Долго и даже мучительно сочинял послание Якову Буркхардту, но был рад сообщить ему о том, что я заключил в оковы главу синедриона Кайафу, осмелившегося возвести поклеп на Распятого в Иерусалиме, и дал указание — отменить Вильгельма-кайзера, Бисмарка и всех антисемитов.
Овербек прислал письмо, настоятельно требуя от меня, чтобы я приехал в Базель. Тут же отписал ему, отвергая его мнение о моей неспособности отдавать долги, но, главное, сообщил ему о том, что, будучи Дионисом, расстрелял всех антисемитов. Никогда раньше я не вел столь интенсивную переписку, но тут обстоятельства диктуют такую необходимость.
Утро я начинаю с пения и игры на фортепиано. Опять врывается хозяин и требует прекратить шум, иначе вызовет полицию: для этого тупого пня музыка всего лишь — шум. Но тут, к моему удивлению, в комнате возникает Франц Овербек, словно соткался из воздуха. Это настолько внезапно, что я обнимаю его и плачу: совсем раскис. Франц решительно требует моего отъезда в Базель, наговорил мне кучу комплиментов от базельской профессуры, которым я, конечно же, не поверил, зная их повадки, но все же соглашаюсь сесть в поезд.

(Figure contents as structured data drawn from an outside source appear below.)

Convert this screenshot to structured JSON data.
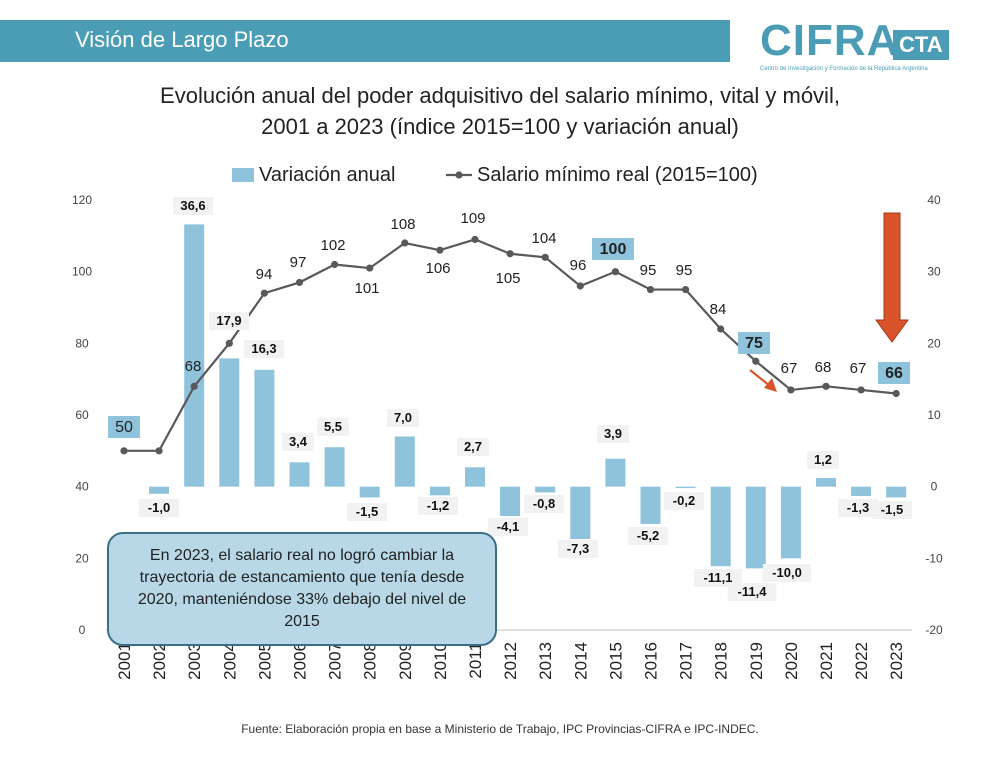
{
  "header": {
    "title": "Visión de Largo Plazo",
    "logo_main": "CIFRA",
    "logo_cta": "CTA",
    "logo_subtitle": "Centro de Investigación y Formación de la República Argentina"
  },
  "chart_title": {
    "line1": "Evolución anual del poder adquisitivo del salario mínimo, vital y móvil,",
    "line2": "2001 a 2023 (índice 2015=100 y variación anual)"
  },
  "note": "En 2023, el salario real no logró cambiar la trayectoria de estancamiento que tenía desde 2020, manteniéndose 33% debajo del nivel de 2015",
  "source": "Fuente: Elaboración propia en base a Ministerio de Trabajo, IPC Provincias-CIFRA e IPC-INDEC.",
  "colors": {
    "bar": "#8fc3dc",
    "line": "#595959",
    "header": "#4a9db5",
    "arrow": "#d9542b",
    "label_box": "#f2f2f2",
    "highlight_box": "#8fc3dc"
  },
  "chart_data": {
    "type": "bar+line",
    "categories": [
      "2001",
      "2002",
      "2003",
      "2004",
      "2005",
      "2006",
      "2007",
      "2008",
      "2009",
      "2010",
      "2011",
      "2012",
      "2013",
      "2014",
      "2015",
      "2016",
      "2017",
      "2018",
      "2019",
      "2020",
      "2021",
      "2022",
      "2023"
    ],
    "series": [
      {
        "name": "Variación anual",
        "type": "bar",
        "axis": "right",
        "values": [
          null,
          -1.0,
          36.6,
          17.9,
          16.3,
          3.4,
          5.5,
          -1.5,
          7.0,
          -1.2,
          2.7,
          -4.1,
          -0.8,
          -7.3,
          3.9,
          -5.2,
          -0.2,
          -11.1,
          -11.4,
          -10.0,
          1.2,
          -1.3,
          -1.5
        ],
        "labels": [
          "",
          "-1,0",
          "36,6",
          "17,9",
          "16,3",
          "3,4",
          "5,5",
          "-1,5",
          "7,0",
          "-1,2",
          "2,7",
          "-4,1",
          "-0,8",
          "-7,3",
          "3,9",
          "-5,2",
          "-0,2",
          "-11,1",
          "-11,4",
          "-10,0",
          "1,2",
          "-1,3",
          "-1,5"
        ]
      },
      {
        "name": "Salario mínimo real (2015=100)",
        "type": "line",
        "axis": "left",
        "values": [
          50,
          50,
          68,
          80,
          94,
          97,
          102,
          101,
          108,
          106,
          109,
          105,
          104,
          96,
          100,
          95,
          95,
          84,
          75,
          67,
          68,
          67,
          66
        ],
        "labels": [
          "50",
          "",
          "68",
          "",
          "94",
          "97",
          "102",
          "101",
          "108",
          "106",
          "109",
          "105",
          "104",
          "96",
          "100",
          "95",
          "95",
          "84",
          "75",
          "67",
          "68",
          "67",
          "66"
        ]
      }
    ],
    "y_left": {
      "min": 0,
      "max": 120,
      "ticks": [
        "0",
        "20",
        "40",
        "60",
        "80",
        "100",
        "120"
      ]
    },
    "y_right": {
      "min": -20,
      "max": 40,
      "ticks": [
        "-20",
        "-10",
        "0",
        "10",
        "20",
        "30",
        "40"
      ]
    },
    "grid": false,
    "legend_position": "top"
  }
}
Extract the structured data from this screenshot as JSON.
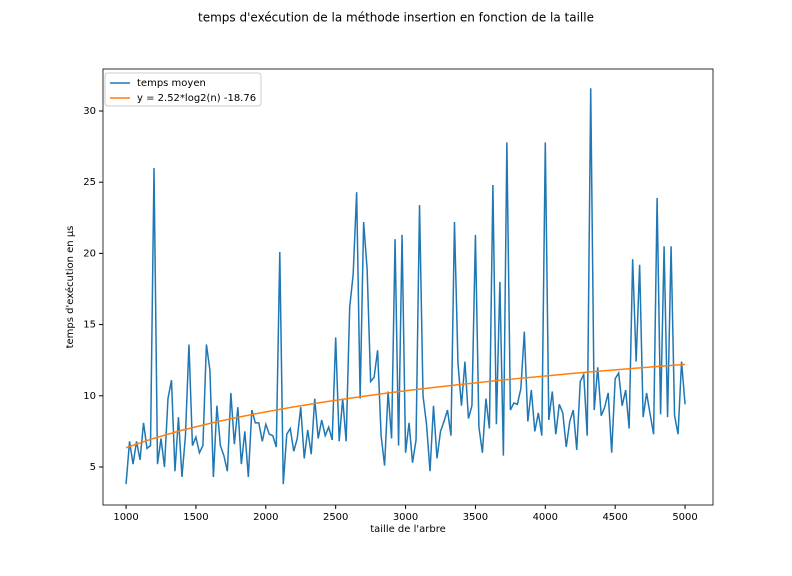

Свой внезапный приезд Франц объясняет мне, что так же, как я, встревожен внезапным исчезновением у меня всех болезненных симптомов. Он договорился с известным в Базеле доктором Вилле, который выразил согласие меня обследовать.
Я люблю Франца за его искренность и простодушье, хотя для меня это просто удушье: какое еще может быть обследование человека, который, по сути, выздоровел?
Дальнейшее помню обрывками: все время какие-то знакомые и все же с трудом различимые лица обступают меня, дышат мне в затылок, а я им пишу письма, быть может, невразумительные, ибо с их лиц не сходит тревога.